For the central plains of North America, IPCC (1990) noted a good deal of similarity in the response of equilibrium 2xCO2 experiments, with precipitation decreases prevailing in the summer and increases in the winter of less than 10%. In the second group of experiments (nine transient runs with AOGCMs) a wider range of responses was found (in the SAR). In winter, changes in precipitation ranged from about -12 to +20% for the time of CO2 doubling, and most of the models (six out of nine) exhibited increases. In summer, the range of change was narrower, within ±10%, but there was no clear majority response towards increases or decreases. Doherty and Mearns (1999) found that the CGCM1 and HadCM2 models simulated opposite changes in precipitation in both seasons over North America. While overall there is a tendency for more decreases to be simulated in the summer and more increases in the winter, there does not seem to be a reduction in the uncertainty for this region through the progression of climate models.

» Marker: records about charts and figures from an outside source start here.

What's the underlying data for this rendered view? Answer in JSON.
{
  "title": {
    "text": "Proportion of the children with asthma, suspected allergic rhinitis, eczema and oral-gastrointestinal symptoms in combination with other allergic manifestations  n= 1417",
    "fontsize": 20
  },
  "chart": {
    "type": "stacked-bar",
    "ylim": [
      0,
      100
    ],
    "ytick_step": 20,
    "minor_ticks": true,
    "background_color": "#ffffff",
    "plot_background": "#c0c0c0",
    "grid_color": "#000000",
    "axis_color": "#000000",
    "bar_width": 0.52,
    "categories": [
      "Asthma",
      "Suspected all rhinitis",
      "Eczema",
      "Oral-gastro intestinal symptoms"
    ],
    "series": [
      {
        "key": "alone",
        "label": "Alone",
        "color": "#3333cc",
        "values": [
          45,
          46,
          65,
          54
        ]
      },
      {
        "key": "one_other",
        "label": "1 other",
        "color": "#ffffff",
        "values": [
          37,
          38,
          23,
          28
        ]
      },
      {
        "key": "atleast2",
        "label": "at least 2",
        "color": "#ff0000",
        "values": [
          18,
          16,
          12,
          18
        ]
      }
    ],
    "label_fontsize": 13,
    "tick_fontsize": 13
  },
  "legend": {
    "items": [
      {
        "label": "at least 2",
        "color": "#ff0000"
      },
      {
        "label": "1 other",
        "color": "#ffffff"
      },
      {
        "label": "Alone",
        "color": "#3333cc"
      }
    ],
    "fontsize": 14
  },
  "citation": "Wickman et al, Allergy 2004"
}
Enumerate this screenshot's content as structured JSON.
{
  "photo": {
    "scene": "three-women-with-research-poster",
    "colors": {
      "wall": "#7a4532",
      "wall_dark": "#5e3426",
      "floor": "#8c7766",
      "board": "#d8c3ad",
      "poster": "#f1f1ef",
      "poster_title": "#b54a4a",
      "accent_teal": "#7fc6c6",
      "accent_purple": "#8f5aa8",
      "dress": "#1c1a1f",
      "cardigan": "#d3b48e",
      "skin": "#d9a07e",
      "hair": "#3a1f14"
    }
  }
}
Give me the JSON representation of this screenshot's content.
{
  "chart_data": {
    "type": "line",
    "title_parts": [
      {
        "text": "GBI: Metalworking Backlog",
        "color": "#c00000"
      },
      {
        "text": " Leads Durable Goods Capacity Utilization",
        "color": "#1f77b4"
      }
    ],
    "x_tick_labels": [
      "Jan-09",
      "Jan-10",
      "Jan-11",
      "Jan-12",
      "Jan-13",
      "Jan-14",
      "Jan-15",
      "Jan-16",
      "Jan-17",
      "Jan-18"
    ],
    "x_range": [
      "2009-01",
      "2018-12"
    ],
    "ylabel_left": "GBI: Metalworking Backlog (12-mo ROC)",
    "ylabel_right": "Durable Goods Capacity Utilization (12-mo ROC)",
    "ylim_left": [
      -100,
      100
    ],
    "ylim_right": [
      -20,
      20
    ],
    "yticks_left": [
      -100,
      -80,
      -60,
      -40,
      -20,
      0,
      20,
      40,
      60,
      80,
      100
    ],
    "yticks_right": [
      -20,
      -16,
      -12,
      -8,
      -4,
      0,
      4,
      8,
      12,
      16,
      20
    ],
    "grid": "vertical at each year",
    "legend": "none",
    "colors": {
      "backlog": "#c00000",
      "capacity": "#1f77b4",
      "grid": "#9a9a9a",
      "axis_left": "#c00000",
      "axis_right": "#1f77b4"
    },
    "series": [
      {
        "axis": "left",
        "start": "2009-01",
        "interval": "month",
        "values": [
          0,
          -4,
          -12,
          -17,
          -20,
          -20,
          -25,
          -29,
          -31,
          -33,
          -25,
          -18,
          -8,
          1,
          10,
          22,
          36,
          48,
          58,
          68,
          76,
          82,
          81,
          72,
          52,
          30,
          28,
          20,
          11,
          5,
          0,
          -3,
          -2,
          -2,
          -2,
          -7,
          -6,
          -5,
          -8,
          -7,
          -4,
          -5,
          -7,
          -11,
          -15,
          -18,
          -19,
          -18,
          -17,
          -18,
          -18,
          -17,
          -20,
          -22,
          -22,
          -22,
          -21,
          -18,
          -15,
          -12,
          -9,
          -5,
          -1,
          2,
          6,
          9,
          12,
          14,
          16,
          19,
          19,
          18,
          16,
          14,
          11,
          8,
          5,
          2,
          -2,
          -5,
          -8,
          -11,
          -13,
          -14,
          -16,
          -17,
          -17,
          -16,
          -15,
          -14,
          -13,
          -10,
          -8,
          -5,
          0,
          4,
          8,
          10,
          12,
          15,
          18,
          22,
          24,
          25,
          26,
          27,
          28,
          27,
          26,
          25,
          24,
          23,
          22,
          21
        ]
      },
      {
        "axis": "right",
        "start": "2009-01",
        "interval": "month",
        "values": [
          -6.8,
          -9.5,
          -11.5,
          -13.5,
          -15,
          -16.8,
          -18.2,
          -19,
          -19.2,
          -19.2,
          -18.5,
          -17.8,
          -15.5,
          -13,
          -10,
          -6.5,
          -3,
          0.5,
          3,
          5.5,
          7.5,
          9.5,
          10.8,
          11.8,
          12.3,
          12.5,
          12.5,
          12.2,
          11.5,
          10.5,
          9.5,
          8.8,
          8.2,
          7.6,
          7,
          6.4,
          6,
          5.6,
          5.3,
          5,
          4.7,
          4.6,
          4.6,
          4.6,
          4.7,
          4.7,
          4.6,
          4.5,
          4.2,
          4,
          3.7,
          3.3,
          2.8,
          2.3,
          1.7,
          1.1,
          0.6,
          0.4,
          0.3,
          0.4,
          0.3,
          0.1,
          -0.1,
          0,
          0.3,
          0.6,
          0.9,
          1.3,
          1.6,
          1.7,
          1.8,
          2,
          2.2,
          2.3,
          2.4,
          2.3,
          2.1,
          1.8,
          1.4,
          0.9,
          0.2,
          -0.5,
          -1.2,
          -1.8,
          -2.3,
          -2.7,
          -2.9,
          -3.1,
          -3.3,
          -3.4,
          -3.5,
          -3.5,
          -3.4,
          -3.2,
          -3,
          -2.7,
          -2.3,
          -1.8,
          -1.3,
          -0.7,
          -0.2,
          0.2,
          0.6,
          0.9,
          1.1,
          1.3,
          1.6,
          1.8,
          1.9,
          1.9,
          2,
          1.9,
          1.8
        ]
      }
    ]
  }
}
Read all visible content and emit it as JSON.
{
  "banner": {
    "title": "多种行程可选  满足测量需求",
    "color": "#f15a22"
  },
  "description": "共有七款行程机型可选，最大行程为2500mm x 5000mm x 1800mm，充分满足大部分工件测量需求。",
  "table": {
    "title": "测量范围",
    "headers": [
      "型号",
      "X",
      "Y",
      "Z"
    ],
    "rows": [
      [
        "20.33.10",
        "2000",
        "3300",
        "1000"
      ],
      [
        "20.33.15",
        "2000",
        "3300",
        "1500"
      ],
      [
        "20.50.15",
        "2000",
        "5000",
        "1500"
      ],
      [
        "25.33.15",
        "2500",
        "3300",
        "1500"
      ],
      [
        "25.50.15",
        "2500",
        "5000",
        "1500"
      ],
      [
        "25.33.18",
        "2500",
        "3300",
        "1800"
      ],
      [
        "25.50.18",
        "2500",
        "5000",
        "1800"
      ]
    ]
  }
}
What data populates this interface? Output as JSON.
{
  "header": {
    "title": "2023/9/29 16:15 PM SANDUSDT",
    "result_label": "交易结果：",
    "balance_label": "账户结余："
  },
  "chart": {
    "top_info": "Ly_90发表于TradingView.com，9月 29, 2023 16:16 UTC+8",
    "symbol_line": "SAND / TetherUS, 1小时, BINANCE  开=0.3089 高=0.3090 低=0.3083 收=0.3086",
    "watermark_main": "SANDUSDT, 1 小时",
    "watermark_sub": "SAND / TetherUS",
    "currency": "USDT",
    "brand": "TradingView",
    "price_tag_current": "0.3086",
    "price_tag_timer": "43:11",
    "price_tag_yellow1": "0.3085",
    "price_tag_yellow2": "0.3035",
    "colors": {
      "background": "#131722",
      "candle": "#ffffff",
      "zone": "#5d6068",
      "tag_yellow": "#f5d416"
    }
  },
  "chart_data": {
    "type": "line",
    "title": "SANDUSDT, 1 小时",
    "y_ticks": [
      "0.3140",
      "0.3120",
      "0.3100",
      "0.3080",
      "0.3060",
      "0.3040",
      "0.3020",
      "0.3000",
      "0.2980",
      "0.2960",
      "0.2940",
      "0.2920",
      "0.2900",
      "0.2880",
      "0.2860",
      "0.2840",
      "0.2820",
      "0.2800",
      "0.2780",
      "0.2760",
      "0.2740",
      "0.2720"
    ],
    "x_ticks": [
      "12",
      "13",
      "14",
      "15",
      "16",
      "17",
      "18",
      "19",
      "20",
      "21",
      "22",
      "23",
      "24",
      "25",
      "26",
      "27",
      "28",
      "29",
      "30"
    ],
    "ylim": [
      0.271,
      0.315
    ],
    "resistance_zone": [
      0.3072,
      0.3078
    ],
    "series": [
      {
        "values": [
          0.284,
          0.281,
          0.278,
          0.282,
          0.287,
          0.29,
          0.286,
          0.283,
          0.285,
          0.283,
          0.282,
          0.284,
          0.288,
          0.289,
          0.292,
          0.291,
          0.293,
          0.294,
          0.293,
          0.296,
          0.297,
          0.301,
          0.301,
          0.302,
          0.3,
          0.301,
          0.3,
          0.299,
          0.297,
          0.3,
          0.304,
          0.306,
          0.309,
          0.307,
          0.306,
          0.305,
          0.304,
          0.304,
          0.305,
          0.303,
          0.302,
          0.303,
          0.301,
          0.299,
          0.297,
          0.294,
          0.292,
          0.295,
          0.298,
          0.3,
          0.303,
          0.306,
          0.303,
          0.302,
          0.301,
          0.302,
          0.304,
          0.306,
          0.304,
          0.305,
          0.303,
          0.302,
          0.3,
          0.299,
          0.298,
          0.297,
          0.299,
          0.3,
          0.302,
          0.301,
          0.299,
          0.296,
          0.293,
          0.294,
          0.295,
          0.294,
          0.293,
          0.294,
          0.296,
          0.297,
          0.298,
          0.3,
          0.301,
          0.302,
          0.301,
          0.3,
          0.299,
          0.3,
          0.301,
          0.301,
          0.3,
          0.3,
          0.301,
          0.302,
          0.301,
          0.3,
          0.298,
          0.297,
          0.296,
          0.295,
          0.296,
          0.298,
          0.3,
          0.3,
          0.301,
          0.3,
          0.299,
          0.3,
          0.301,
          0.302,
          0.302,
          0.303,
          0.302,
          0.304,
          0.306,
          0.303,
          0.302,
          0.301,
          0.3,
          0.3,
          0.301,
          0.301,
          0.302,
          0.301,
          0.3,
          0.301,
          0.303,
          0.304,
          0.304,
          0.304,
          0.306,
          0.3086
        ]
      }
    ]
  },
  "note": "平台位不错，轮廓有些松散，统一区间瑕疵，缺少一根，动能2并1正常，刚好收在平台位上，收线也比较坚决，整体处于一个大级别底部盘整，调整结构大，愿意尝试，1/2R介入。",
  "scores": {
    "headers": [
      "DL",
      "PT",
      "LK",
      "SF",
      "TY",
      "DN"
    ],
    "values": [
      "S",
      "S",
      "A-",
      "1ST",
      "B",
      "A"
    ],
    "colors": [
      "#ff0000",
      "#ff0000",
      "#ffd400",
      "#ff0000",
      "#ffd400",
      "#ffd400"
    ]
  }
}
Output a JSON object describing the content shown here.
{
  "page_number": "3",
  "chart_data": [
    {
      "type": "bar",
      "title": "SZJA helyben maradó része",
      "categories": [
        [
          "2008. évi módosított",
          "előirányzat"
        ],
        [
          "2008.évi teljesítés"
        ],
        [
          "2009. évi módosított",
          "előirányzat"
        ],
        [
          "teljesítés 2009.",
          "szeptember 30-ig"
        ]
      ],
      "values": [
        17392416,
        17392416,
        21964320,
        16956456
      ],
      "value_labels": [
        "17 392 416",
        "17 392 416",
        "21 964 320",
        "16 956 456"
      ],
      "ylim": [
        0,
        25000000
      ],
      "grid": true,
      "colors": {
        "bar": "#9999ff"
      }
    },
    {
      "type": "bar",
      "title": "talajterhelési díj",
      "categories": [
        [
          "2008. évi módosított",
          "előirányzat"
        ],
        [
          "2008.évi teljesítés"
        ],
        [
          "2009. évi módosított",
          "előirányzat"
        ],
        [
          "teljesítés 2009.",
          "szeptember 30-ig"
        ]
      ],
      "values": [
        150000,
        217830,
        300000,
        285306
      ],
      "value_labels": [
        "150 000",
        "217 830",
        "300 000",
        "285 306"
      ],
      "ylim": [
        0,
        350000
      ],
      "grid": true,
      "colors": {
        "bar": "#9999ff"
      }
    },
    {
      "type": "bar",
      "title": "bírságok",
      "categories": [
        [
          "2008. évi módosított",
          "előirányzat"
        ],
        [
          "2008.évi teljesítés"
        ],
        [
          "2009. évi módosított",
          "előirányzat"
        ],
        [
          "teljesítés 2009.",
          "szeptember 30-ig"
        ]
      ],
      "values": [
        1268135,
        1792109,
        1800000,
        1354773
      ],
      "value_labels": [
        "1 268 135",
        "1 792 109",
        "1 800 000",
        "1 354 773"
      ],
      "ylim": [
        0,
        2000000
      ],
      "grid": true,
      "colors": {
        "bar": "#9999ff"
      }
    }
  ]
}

Many studies have considered GCM-simulated patterns of climate change in the European region (e.g., Barrow et al., 1996; Hulme and Brown, 1998; Osborn and Hulme, 1998; Räisänen, 1998; Benestad et al. 1999; Osborn et al., 1999). Hulme et al. (2000) provide an overview of simulated changes in the region by considering the results of twenty-three climate change simulations (forced by GHG change only) produced between the years 1983 and 1998 and including mixed-layer 1x and 2xCO2 equilibrium experiments as well as transient experiments. Figure 10.7 shows their results for simulated change in annual precipitation, averaged by latitude and normalised to percentage change per degree of global warming. It may be seen that the consensus amongst current models for drying in southern Europe and wetter conditions in northern Europe represents a continuation of a pattern established amongst the earlier simulations. The effect of model development has primarily been to intensify this pattern of response.

Variations across simulations in the regional enhanced GHG results of AOGCMs, which are particularly evident for precipitation, represent a major uncertainty in any assessment of regional climate change. Such variation may arise due to differences in forcing, systematic model-to-model differences in the regional response to a given forcing or differences due to natural decadal to inter-decadal scale variability in the models. Giorgi and Francisco (2000a,b) analysed AOGCM simulations including different models, forcing scenarios and ensembles of simulations, and found that the greatest source of uncertainty in regional climate change simulation was due to inter-model differences, with intra-ensemble and inter-scenario differences being less important (see Figures 10.3 and 10.5). However, it should be noted that Giorgi and Francisco (2000a,b) used long (thirty year) means and large (sub-continental scale) regions and that the uncertainty due to simulated natural variability would be larger when shorter averaging periods, or smaller regions, are used. The results of Hulme et al. (1999) also suggest that low-frequency natural climatic variability is important at the sub-regional scale in Europe and can mask the enhanced GHG signal.

Regional changes in the mean pattern of atmospheric circulation have been noted in various studies, although typically the changes are not marked (e.g., Huth, 1997; Schubert, 1998). Indeed, the work of Conway (1998) and Wilby et al. (1998b) suggests that the contribution of changes in synoptic circulation to regional climate change may be relatively small compared to that of sub-synoptic processes.